E FERRARI? John Elkann, già presidente di FCA e numero uno di Exor, diventa il nuovo prresidente della Ferrari. E' stato Elkann, al termine del CDA del Gruppo, a confermare l'estrema gravità della situazione di Marchionne: “Sono profondamente addolorato per le condizioni di Sergio. Si tratta di una situazione impensabile fino a poche ore fa, che lascia a tutti quanti un senso di ingiustizia” ha dichiarato. Spiegando poi come sia stato per lui “soprattutto un amico”, ma anche “un leader illuminato, un punto di riferimento ineguagliabile” che “ci ha insegnato a pensare diversamente e ad avere il coraggio di cambiare, spesso in modo anche non convenzionale”. Il ruolo di amministratore delegato verrà invece affidato a Louis Carey Camilleri, 63 anni, egiziano di origini maltesi, ex presidente della Philip Morris, da dove proviene anche il team principal Maurizio Arrivabene, ma già arruolato nel board del Cavallino.

COSA HA FATTO Marchionne è entrato nel consiglio d'amministrazione della Fiat nel 2003, designato da Umberto Agnelli. Nel 2004 è diventato ad di Fiat. Sotto la sua gestione l'acquisto di Chrysler che ha trasformato Fiat in FCA, il rilancio e il rafforzamento di Jeep come marchio e una strenua lotta per non cedere il marchio Alfa Romeo a Volkswagen, avviando poi un riposizionamento del Biscione verso il segmento premium con il lancio di Giulia e Stelvio. Nel frattempo ha lanciato auto di successo come la Fiat 500 e la Grande Punto. Ma soprattutto ha fatto crescere il Gruppo dal punto di vista finanziario: i ricavi sono passati dai 47 miliardi di Fiat S.p.A nel 2004 ai 141 di FCA nel 2017, il risultato netto da 1,5 miliardi a 4,4 miliardi, mentre la capitalizzazione, che allora per Fiat S.p.A era di 5,5, oggi ammonta a 60 miliardi contando le società nate dai vari spin-off (FCA, CNH Industrial e Ferrari). 

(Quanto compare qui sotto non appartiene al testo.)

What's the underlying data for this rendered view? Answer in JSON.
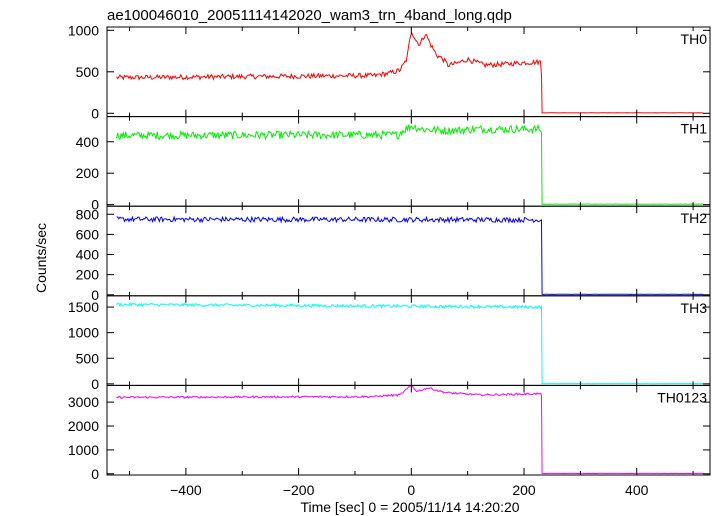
{
  "chart_data": {
    "type": "line",
    "title": "ae100046010_20051114142020_wam3_trn_4band_long.qdp",
    "xlabel": "Time [sec] 0 = 2005/11/14 14:20:20",
    "ylabel": "Counts/sec",
    "xlim": [
      -540,
      530
    ],
    "xticks": [
      -400,
      -200,
      0,
      200,
      400
    ],
    "drop_time": 232,
    "x_start": -523,
    "x_end": 518,
    "panels": [
      {
        "name": "TH0",
        "color": "#ff0000",
        "ylim": [
          -40,
          1040
        ],
        "yticks": [
          0,
          500,
          1000
        ],
        "baseline_start": 430,
        "baseline_end": 470,
        "noise": 30,
        "after_level": 5,
        "burst_points": [
          [
            -60,
            465
          ],
          [
            -40,
            480
          ],
          [
            -20,
            520
          ],
          [
            -8,
            650
          ],
          [
            0,
            1000
          ],
          [
            8,
            880
          ],
          [
            15,
            830
          ],
          [
            25,
            960
          ],
          [
            35,
            820
          ],
          [
            45,
            700
          ],
          [
            55,
            660
          ],
          [
            65,
            580
          ],
          [
            80,
            600
          ],
          [
            100,
            650
          ],
          [
            130,
            580
          ],
          [
            160,
            590
          ],
          [
            200,
            610
          ],
          [
            230,
            620
          ]
        ]
      },
      {
        "name": "TH1",
        "color": "#00ee00",
        "ylim": [
          -10,
          560
        ],
        "yticks": [
          0,
          200,
          400
        ],
        "baseline_start": 440,
        "baseline_end": 445,
        "noise": 25,
        "after_level": 3,
        "burst_points": [
          [
            -20,
            460
          ],
          [
            0,
            500
          ],
          [
            20,
            480
          ],
          [
            60,
            470
          ],
          [
            120,
            480
          ],
          [
            230,
            480
          ]
        ]
      },
      {
        "name": "TH2",
        "color": "#0000ff",
        "ylim": [
          -10,
          880
        ],
        "yticks": [
          0,
          200,
          400,
          600,
          800
        ],
        "baseline_start": 750,
        "baseline_end": 745,
        "noise": 25,
        "after_level": 5,
        "burst_points": []
      },
      {
        "name": "TH3",
        "color": "#00ffff",
        "ylim": [
          -30,
          1720
        ],
        "yticks": [
          0,
          500,
          1000,
          1500
        ],
        "baseline_start": 1550,
        "baseline_end": 1500,
        "noise": 30,
        "after_level": 5,
        "burst_points": []
      },
      {
        "name": "TH0123",
        "color": "#ff00ff",
        "ylim": [
          -50,
          3700
        ],
        "yticks": [
          0,
          1000,
          2000,
          3000
        ],
        "baseline_start": 3200,
        "baseline_end": 3250,
        "noise": 40,
        "after_level": 15,
        "burst_points": [
          [
            -60,
            3250
          ],
          [
            -20,
            3300
          ],
          [
            0,
            3700
          ],
          [
            10,
            3450
          ],
          [
            30,
            3600
          ],
          [
            60,
            3400
          ],
          [
            120,
            3300
          ],
          [
            230,
            3350
          ]
        ]
      }
    ]
  }
}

L'ULTIMA IN PUBBLICO Il 26 giugno scorso, il giorno prima del ricovero in clinica, l'ultima apparizione pubblica dell'ex ad di FCA. Marchionne aveva consegnato al Comandante Generale dell'Arma dei Carabinieri, Giovanni Nistri, una Jeep Wrangler destinata al pattugliamento delle spiagge della Riviera romagnola.